Tuesday, August 09, 2011

Mantweet, Womantweet

Yesterday I came accross this study on daily patterns of life in Twitter messages when reading Michael Rundell's post (You say "lovely", I say "great" - How "Beatlish" can that be). It shows according to gender how frequent a word is used. This study was carried out by the Language, Interaction an Computation Laboratory at the University of Trento, Italy.

The website Tweetolife has got a "lovely", "cute" webpage to experiment a bit with word or phrase queries and learn, for example, how frequently men say "fabulous" and when they use it or how frequently women say "dude" and when they use it as well.

To try this out, go to: Tweetolife and click on "Gender Differences" and submit a word.


You will get a graphic showing how frequent men and women use this word:


If you hover the cursor over the blue bar for men, you will read 24%. Now if you do the same over the pink bar for women, you will get 76% (mmm...blue and pink; how stereotypical that is). If you click on "Detailed Query" you will find when men and women use this word.  Apparently men use it when talking about sports  while women when talking about food!!!.
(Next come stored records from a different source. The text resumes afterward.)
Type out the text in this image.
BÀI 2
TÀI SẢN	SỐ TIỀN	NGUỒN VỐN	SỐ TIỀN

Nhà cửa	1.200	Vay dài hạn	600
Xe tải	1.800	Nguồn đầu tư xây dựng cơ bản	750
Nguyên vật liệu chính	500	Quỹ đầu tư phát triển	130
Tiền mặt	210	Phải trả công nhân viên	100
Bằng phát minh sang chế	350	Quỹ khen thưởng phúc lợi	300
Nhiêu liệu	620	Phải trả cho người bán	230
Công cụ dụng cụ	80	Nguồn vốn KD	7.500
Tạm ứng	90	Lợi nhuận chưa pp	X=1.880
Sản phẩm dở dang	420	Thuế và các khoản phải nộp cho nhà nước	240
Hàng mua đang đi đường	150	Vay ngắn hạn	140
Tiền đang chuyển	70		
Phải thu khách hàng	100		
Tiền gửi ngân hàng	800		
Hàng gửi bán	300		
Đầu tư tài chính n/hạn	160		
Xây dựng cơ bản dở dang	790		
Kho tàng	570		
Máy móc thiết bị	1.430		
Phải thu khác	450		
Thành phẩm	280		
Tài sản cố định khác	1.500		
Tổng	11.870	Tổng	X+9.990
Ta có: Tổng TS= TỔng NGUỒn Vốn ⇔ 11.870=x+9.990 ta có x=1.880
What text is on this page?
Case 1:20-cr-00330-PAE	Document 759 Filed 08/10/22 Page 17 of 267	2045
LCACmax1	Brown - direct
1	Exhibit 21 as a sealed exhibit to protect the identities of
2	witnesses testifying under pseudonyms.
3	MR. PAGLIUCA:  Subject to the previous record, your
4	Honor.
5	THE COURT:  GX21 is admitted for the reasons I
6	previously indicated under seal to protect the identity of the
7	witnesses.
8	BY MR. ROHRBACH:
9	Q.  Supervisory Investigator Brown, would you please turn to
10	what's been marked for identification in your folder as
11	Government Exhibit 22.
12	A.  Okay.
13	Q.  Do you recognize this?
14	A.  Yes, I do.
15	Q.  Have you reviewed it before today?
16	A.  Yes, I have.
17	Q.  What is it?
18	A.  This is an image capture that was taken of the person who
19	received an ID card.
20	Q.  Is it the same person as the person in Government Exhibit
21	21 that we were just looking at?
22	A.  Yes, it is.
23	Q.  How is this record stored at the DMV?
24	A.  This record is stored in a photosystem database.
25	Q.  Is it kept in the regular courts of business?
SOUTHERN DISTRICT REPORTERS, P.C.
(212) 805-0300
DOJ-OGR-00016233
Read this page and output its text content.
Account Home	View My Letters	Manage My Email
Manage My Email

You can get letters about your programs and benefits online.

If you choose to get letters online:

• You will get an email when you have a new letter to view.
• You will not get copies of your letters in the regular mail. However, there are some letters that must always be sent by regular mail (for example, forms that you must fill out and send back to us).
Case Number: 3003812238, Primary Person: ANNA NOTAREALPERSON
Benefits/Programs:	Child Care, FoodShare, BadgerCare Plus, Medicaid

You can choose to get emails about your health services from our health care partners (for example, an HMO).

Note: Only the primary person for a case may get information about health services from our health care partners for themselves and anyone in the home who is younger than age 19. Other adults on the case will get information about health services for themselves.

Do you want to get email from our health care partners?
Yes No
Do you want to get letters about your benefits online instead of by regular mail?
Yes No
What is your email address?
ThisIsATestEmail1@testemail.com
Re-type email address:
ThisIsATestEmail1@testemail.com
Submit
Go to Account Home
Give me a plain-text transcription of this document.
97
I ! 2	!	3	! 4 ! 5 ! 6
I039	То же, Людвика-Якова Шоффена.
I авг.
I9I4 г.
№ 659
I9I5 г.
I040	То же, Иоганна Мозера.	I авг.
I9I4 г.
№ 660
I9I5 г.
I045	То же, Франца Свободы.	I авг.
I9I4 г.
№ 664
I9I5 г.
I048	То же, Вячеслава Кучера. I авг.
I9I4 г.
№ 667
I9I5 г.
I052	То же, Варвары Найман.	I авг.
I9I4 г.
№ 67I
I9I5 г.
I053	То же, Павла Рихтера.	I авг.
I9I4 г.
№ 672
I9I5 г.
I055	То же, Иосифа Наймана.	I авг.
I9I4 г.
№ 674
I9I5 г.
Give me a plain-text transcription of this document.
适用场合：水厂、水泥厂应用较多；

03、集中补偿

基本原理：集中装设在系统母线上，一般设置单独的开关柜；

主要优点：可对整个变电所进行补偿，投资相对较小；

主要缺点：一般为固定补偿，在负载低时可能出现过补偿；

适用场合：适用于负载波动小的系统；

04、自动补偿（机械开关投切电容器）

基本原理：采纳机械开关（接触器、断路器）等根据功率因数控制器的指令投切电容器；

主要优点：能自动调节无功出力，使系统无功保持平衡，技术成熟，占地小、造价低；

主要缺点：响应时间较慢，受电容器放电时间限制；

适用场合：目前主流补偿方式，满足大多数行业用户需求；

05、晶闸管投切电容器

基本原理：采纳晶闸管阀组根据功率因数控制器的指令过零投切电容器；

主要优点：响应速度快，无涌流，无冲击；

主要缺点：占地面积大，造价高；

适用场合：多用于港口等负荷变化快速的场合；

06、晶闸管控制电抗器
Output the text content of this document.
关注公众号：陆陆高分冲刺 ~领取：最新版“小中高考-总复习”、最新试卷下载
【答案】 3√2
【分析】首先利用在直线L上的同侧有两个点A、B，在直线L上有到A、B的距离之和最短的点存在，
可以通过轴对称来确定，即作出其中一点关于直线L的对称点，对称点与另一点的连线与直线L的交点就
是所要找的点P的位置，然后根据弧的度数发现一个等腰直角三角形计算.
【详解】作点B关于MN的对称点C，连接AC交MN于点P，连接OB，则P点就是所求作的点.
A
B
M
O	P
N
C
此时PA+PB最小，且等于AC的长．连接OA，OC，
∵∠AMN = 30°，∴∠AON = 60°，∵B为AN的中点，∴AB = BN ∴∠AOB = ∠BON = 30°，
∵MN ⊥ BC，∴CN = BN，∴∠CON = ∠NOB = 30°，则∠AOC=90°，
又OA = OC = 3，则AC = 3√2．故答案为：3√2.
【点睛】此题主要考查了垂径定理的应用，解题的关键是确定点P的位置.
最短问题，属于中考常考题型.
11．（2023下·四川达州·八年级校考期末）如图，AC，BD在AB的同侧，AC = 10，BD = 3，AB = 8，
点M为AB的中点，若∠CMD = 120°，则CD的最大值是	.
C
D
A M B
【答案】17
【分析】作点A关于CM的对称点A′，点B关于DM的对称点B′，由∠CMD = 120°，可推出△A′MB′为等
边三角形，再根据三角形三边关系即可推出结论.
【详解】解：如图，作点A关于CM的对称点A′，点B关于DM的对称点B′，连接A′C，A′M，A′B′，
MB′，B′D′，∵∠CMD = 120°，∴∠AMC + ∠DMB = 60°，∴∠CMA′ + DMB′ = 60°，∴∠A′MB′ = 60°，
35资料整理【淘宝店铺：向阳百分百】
Queries are based on thousands of tweets from Twitter collected by the university of Edinburgh. This gives an interesting use to Twitter to research about vocabulary or grammar use for example. Would this king of web tools would be useful for teachers? learners? Would this be useful when writing dialogues? or any other type of writing task? Do you think it has got any application in the language classroom or it is just an interesting tool to explore about, say, gender stereotypes in class?